Matin de Saint Antoine - Film de João Pedro Rodrigues
Matin de Saint Antoine
De João Pedro Rodrigues, film 2011
L’idée de ce film est partie d’une photo que j’ai prise avec mon portable, en rentrant chez moi par le premier métro à l’aube d’une nuit de Saint Antoine, le 13 juin. Le jour avant j’avais pris le dernier métro pour le centre ville. Le métro était plein. Garçons et filles appartenant à plusieurs tribus urbaines criaient de joie. Quelques-uns chantaient au son de tambours, d’autres dansaient ensemble. Ils buvaient d’étranges mélanges dans des bouteilles en plastique d’un litre et demi qu’ils échangeaient entre eux. Le dernier métro était le commencement d’une fête qu’allait durer toute la nuit. A l’aube j’ai pris le premier métro de retour chez moi, à 6h30. Le contraste ne pouvait pas être plus frappant.
Même si le métro était aussi plein que celui du soir, maintenant le silence était absolu. Plus que des gens, le métro transportait des corps épuisés, endormis, qui se réveillaient, comme par instinct, en arrivant à leur arrêt. Ils sortaient en marchant mécaniquement, toujours avec le même rythme et toujours silencieux. Sans se dire au revoir, comme si tous et chacun étaient seuls. Je suis descendu à mon arrêt habituel. En sortant du wagon je n’ai pas résisté à regarder par la fenêtre : j’ai vu une image semblable a beaucoup d’autres que j’avais déjà observé ce matin mais qui m’a semblé résumer, d’une certaine façon, cette étrange apathie. Dedans, trois garçons dormaient, deux assis en face l’un de l’autre, le troisième couché par terre, occupant en profondeur le couloir entre les banquettes. C’est cette image que j’ai prise avec le portable (voir photo). J’ai avancé vers la sortie, marchant derrière un groupe de garçons et de filles. Quand je suis arrivé dehors, j’ai regardé les autres sorties du métro. De toutes sortaient autres garçons et filles, marchant de la même façon, en silence, dans une ville qui dormait encore. Déjà dans la rue ils suivaient le chemin de leurs maisons, mécaniquement, avec un rythme alcoolisé qui dans ma tête se dessinait comme éminemment chorégraphique. C’était inévitable de ne pas penser aux chorégraphies géométriques de Buster Keaton ou Jacques Tati et, pourquoi pas, aux pièces de Pina Bausch. Arrivé chez moi, je suis allé à la fenêtre : une fille traversait très droite le jardin en face. Subitement elle s’est arrêté et s’est écroulée. Elle est restée couché quelques temps, s’est levée avec des gestes lents et a continué son chemin. J’ai pensé à une gigantesque chorégraphie en honneur de Saint Antoine, une espèce d’hommage inconscient à une des fêtes les plus populaires de Lisbonne.

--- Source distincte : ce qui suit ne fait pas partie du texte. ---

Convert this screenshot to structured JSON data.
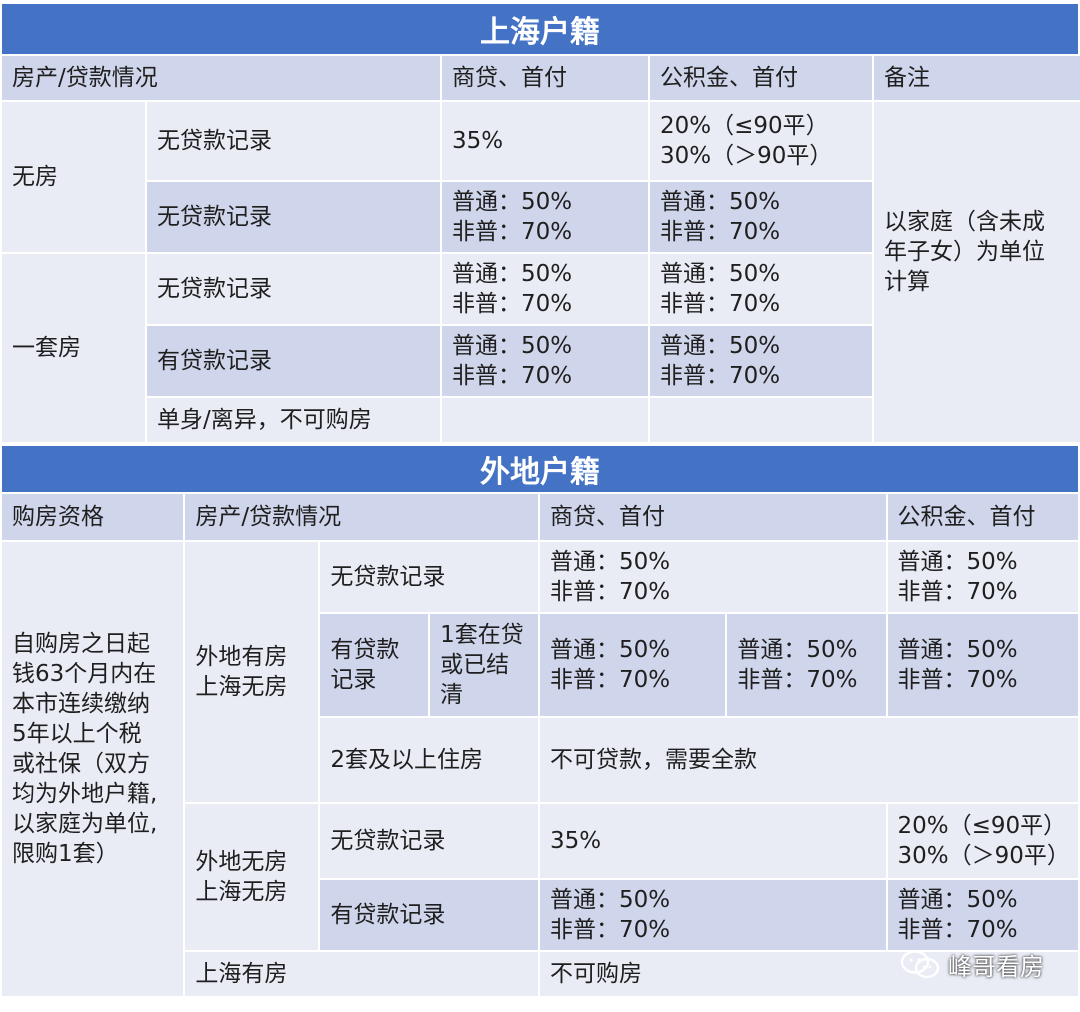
{
  "sh": {
    "title": "上海户籍",
    "headers": [
      "房产/贷款情况",
      "商贷、首付",
      "公积金、首付",
      "备注"
    ],
    "none_house": "无房",
    "one_house": "一套房",
    "rows": [
      {
        "cond": "无贷款记录",
        "comm": [
          "35%"
        ],
        "fund": [
          "20%（≤90平）",
          "30%（＞90平）"
        ]
      },
      {
        "cond": "无贷款记录",
        "comm": [
          "普通：50%",
          "非普：70%"
        ],
        "fund": [
          "普通：50%",
          "非普：70%"
        ]
      },
      {
        "cond": "无贷款记录",
        "comm": [
          "普通：50%",
          "非普：70%"
        ],
        "fund": [
          "普通：50%",
          "非普：70%"
        ]
      },
      {
        "cond": "有贷款记录",
        "comm": [
          "普通：50%",
          "非普：70%"
        ],
        "fund": [
          "普通：50%",
          "非普：70%"
        ]
      },
      {
        "cond": "单身/离异，不可购房"
      }
    ],
    "note": [
      "以家庭（含未成",
      "年子女）为单位",
      "计算"
    ]
  },
  "wd": {
    "title": "外地户籍",
    "headers": [
      "购房资格",
      "房产/贷款情况",
      "商贷、首付",
      "公积金、首付"
    ],
    "qualification": [
      "自购房之日起",
      "钱63个月内在",
      "本市连续缴纳",
      "5年以上个税",
      "或社保（双方",
      "均为外地户籍,",
      "以家庭为单位,",
      "限购1套）"
    ],
    "group1": [
      "外地有房",
      "上海无房"
    ],
    "group2": [
      "外地无房",
      "上海无房"
    ],
    "shanghai_has_house": "上海有房",
    "no_purchase": "不可购房",
    "rows": {
      "g1_none": {
        "cond": "无贷款记录",
        "comm": [
          "普通：50%",
          "非普：70%"
        ],
        "fund": [
          "普通：50%",
          "非普：70%"
        ]
      },
      "g1_has": {
        "cond": [
          "有贷款",
          "记录"
        ],
        "sub": [
          "1套在贷",
          "或已结",
          "清"
        ],
        "comm": [
          "普通：50%",
          "非普：70%"
        ],
        "comm2": [
          "普通：50%",
          "非普：70%"
        ],
        "fund": [
          "普通：50%",
          "非普：70%"
        ]
      },
      "g1_two": {
        "cond": "2套及以上住房",
        "comm": "不可贷款，需要全款"
      },
      "g2_none": {
        "cond": "无贷款记录",
        "comm": "35%",
        "fund": [
          "20%（≤90平）",
          "30%（＞90平）"
        ]
      },
      "g2_has": {
        "cond": "有贷款记录",
        "comm": [
          "普通：50%",
          "非普：70%"
        ],
        "fund": [
          "普通：50%",
          "非普：70%"
        ]
      }
    }
  },
  "watermark": "峰哥看房",
  "colors": {
    "title_bg": "#4472c4",
    "header_bg": "#cfd5ea",
    "row_light": "#e9ebf5",
    "row_dark": "#cfd5ea"
  }
}
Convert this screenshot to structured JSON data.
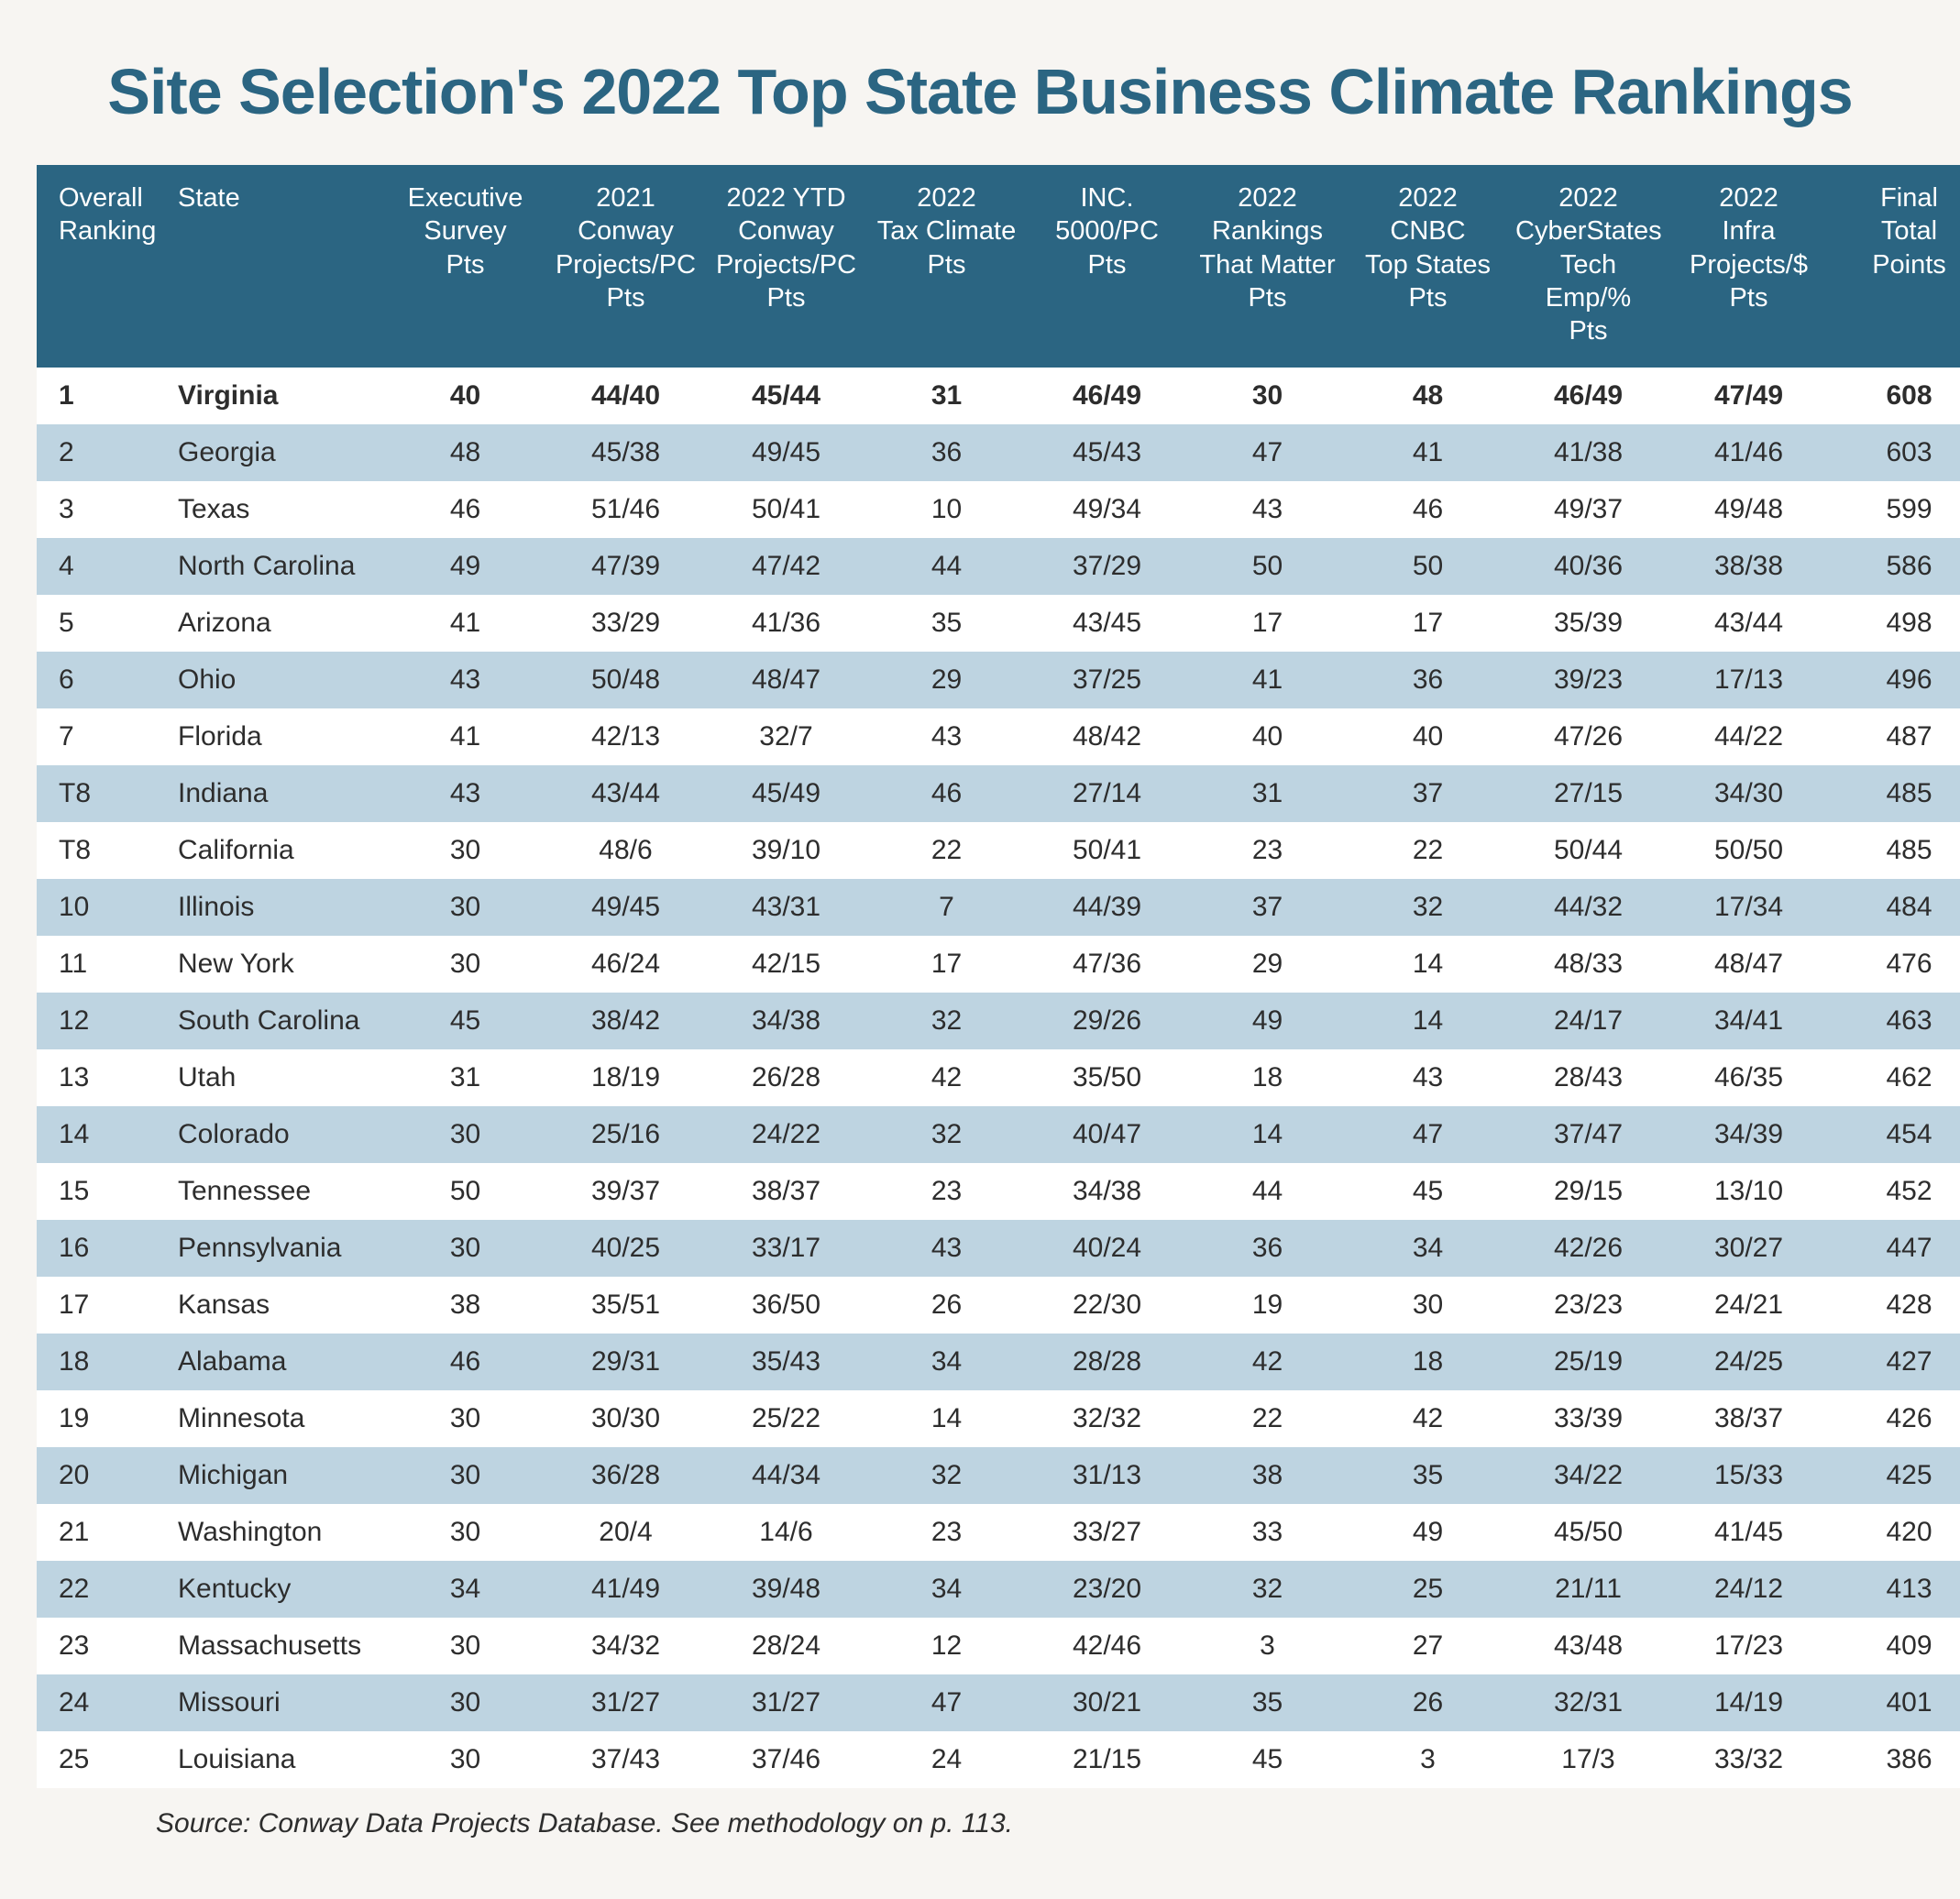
{
  "title": "Site Selection's 2022 Top State Business Climate Rankings",
  "source": "Source: Conway Data Projects Database. See methodology on p. 113.",
  "colors": {
    "title": "#2b6582",
    "header_bg": "#2b6582",
    "header_text": "#ffffff",
    "row_even_bg": "#ffffff",
    "row_odd_bg": "#bed4e1",
    "page_bg": "#f7f5f2",
    "body_text": "#2d2d2d"
  },
  "columns": [
    {
      "key": "rank",
      "label": "Overall\nRanking",
      "align": "left"
    },
    {
      "key": "state",
      "label": "State",
      "align": "left"
    },
    {
      "key": "exec",
      "label": "Executive\nSurvey\nPts",
      "align": "center"
    },
    {
      "key": "c2021",
      "label": "2021\nConway\nProjects/PC\nPts",
      "align": "center"
    },
    {
      "key": "c2022",
      "label": "2022 YTD\nConway\nProjects/PC\nPts",
      "align": "center"
    },
    {
      "key": "tax",
      "label": "2022\nTax Climate\nPts",
      "align": "center"
    },
    {
      "key": "inc",
      "label": "INC. 5000/PC\nPts",
      "align": "center"
    },
    {
      "key": "rtm",
      "label": "2022\nRankings\nThat Matter\nPts",
      "align": "center"
    },
    {
      "key": "cnbc",
      "label": "2022\nCNBC\nTop States\nPts",
      "align": "center"
    },
    {
      "key": "cyber",
      "label": "2022\nCyberStates\nTech Emp/%\nPts",
      "align": "center"
    },
    {
      "key": "infra",
      "label": "2022\nInfra\nProjects/$\nPts",
      "align": "center"
    },
    {
      "key": "total",
      "label": "Final\nTotal\nPoints",
      "align": "center"
    }
  ],
  "rows": [
    {
      "bold": true,
      "cells": [
        "1",
        "Virginia",
        "40",
        "44/40",
        "45/44",
        "31",
        "46/49",
        "30",
        "48",
        "46/49",
        "47/49",
        "608"
      ]
    },
    {
      "bold": false,
      "cells": [
        "2",
        "Georgia",
        "48",
        "45/38",
        "49/45",
        "36",
        "45/43",
        "47",
        "41",
        "41/38",
        "41/46",
        "603"
      ]
    },
    {
      "bold": false,
      "cells": [
        "3",
        "Texas",
        "46",
        "51/46",
        "50/41",
        "10",
        "49/34",
        "43",
        "46",
        "49/37",
        "49/48",
        "599"
      ]
    },
    {
      "bold": false,
      "cells": [
        "4",
        "North Carolina",
        "49",
        "47/39",
        "47/42",
        "44",
        "37/29",
        "50",
        "50",
        "40/36",
        "38/38",
        "586"
      ]
    },
    {
      "bold": false,
      "cells": [
        "5",
        "Arizona",
        "41",
        "33/29",
        "41/36",
        "35",
        "43/45",
        "17",
        "17",
        "35/39",
        "43/44",
        "498"
      ]
    },
    {
      "bold": false,
      "cells": [
        "6",
        "Ohio",
        "43",
        "50/48",
        "48/47",
        "29",
        "37/25",
        "41",
        "36",
        "39/23",
        "17/13",
        "496"
      ]
    },
    {
      "bold": false,
      "cells": [
        "7",
        "Florida",
        "41",
        "42/13",
        "32/7",
        "43",
        "48/42",
        "40",
        "40",
        "47/26",
        "44/22",
        "487"
      ]
    },
    {
      "bold": false,
      "cells": [
        "T8",
        "Indiana",
        "43",
        "43/44",
        "45/49",
        "46",
        "27/14",
        "31",
        "37",
        "27/15",
        "34/30",
        "485"
      ]
    },
    {
      "bold": false,
      "cells": [
        "T8",
        "California",
        "30",
        "48/6",
        "39/10",
        "22",
        "50/41",
        "23",
        "22",
        "50/44",
        "50/50",
        "485"
      ]
    },
    {
      "bold": false,
      "cells": [
        "10",
        "Illinois",
        "30",
        "49/45",
        "43/31",
        "7",
        "44/39",
        "37",
        "32",
        "44/32",
        "17/34",
        "484"
      ]
    },
    {
      "bold": false,
      "cells": [
        "11",
        "New York",
        "30",
        "46/24",
        "42/15",
        "17",
        "47/36",
        "29",
        "14",
        "48/33",
        "48/47",
        "476"
      ]
    },
    {
      "bold": false,
      "cells": [
        "12",
        "South Carolina",
        "45",
        "38/42",
        "34/38",
        "32",
        "29/26",
        "49",
        "14",
        "24/17",
        "34/41",
        "463"
      ]
    },
    {
      "bold": false,
      "cells": [
        "13",
        "Utah",
        "31",
        "18/19",
        "26/28",
        "42",
        "35/50",
        "18",
        "43",
        "28/43",
        "46/35",
        "462"
      ]
    },
    {
      "bold": false,
      "cells": [
        "14",
        "Colorado",
        "30",
        "25/16",
        "24/22",
        "32",
        "40/47",
        "14",
        "47",
        "37/47",
        "34/39",
        "454"
      ]
    },
    {
      "bold": false,
      "cells": [
        "15",
        "Tennessee",
        "50",
        "39/37",
        "38/37",
        "23",
        "34/38",
        "44",
        "45",
        "29/15",
        "13/10",
        "452"
      ]
    },
    {
      "bold": false,
      "cells": [
        "16",
        "Pennsylvania",
        "30",
        "40/25",
        "33/17",
        "43",
        "40/24",
        "36",
        "34",
        "42/26",
        "30/27",
        "447"
      ]
    },
    {
      "bold": false,
      "cells": [
        "17",
        "Kansas",
        "38",
        "35/51",
        "36/50",
        "26",
        "22/30",
        "19",
        "30",
        "23/23",
        "24/21",
        "428"
      ]
    },
    {
      "bold": false,
      "cells": [
        "18",
        "Alabama",
        "46",
        "29/31",
        "35/43",
        "34",
        "28/28",
        "42",
        "18",
        "25/19",
        "24/25",
        "427"
      ]
    },
    {
      "bold": false,
      "cells": [
        "19",
        "Minnesota",
        "30",
        "30/30",
        "25/22",
        "14",
        "32/32",
        "22",
        "42",
        "33/39",
        "38/37",
        "426"
      ]
    },
    {
      "bold": false,
      "cells": [
        "20",
        "Michigan",
        "30",
        "36/28",
        "44/34",
        "32",
        "31/13",
        "38",
        "35",
        "34/22",
        "15/33",
        "425"
      ]
    },
    {
      "bold": false,
      "cells": [
        "21",
        "Washington",
        "30",
        "20/4",
        "14/6",
        "23",
        "33/27",
        "33",
        "49",
        "45/50",
        "41/45",
        "420"
      ]
    },
    {
      "bold": false,
      "cells": [
        "22",
        "Kentucky",
        "34",
        "41/49",
        "39/48",
        "34",
        "23/20",
        "32",
        "25",
        "21/11",
        "24/12",
        "413"
      ]
    },
    {
      "bold": false,
      "cells": [
        "23",
        "Massachusetts",
        "30",
        "34/32",
        "28/24",
        "12",
        "42/46",
        "3",
        "27",
        "43/48",
        "17/23",
        "409"
      ]
    },
    {
      "bold": false,
      "cells": [
        "24",
        "Missouri",
        "30",
        "31/27",
        "31/27",
        "47",
        "30/21",
        "35",
        "26",
        "32/31",
        "14/19",
        "401"
      ]
    },
    {
      "bold": false,
      "cells": [
        "25",
        "Louisiana",
        "30",
        "37/43",
        "37/46",
        "24",
        "21/15",
        "45",
        "3",
        "17/3",
        "33/32",
        "386"
      ]
    }
  ]
}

MATIN DE SAINT ANTOINE est un film sans dialogues, construit de mouvements, gestes, cadences et rythmes. Même s’il y a un crescendo et un climat tout se passe en sous ton, comme les personnages du film qui évoluent tels des « zombies » à la recherche d’un abri. C’est un film qui développe un dispositif formel très précis, presque géométrique. Les acteurs sont filmés d’un point de vue plus haut, en plongé. Un des twists du scénario c’est précisément quand ce dispositif est clarifié à la fin et le spectateur comprend que ce point de vue est celui de l’énorme statue de Saint Antoine sur la place de Alvalade. C’est comme si la statue regardait tous ces garçons et filles qui rentrent à la maison après la fête de commémoration du saint de Lisbonne – même si cette fête maintenant est surtout païenne. Je ne veux pas, d’aucune façon, faire un film moralisant ou sociologique sur la jeunesse d’aujourd’hui, je vais essayer de saisir des comportements qui sont devenus banals mais qui, pour moi, restent envoûtés d’un fascinant mystère.
MATIN DE SAINT ANTOINE est aussi une vision personnelle d’un quartier de Lisbonne, Alvalade, tel que « China, China », le court métrage que j’ai co-réalisé avec João Rui Guerra da Mata, était notre vision d’un autre quartier, le Martim Moniz. Ce qui, en outre, m’intéresse c’est que ces lieux, avec leurs différences sociales, culturelles et architecturales, forment différents visages de la même ville et Lisbonne, une fois encore, offre un immense potentiel cinématographique et d’innombrables lectures.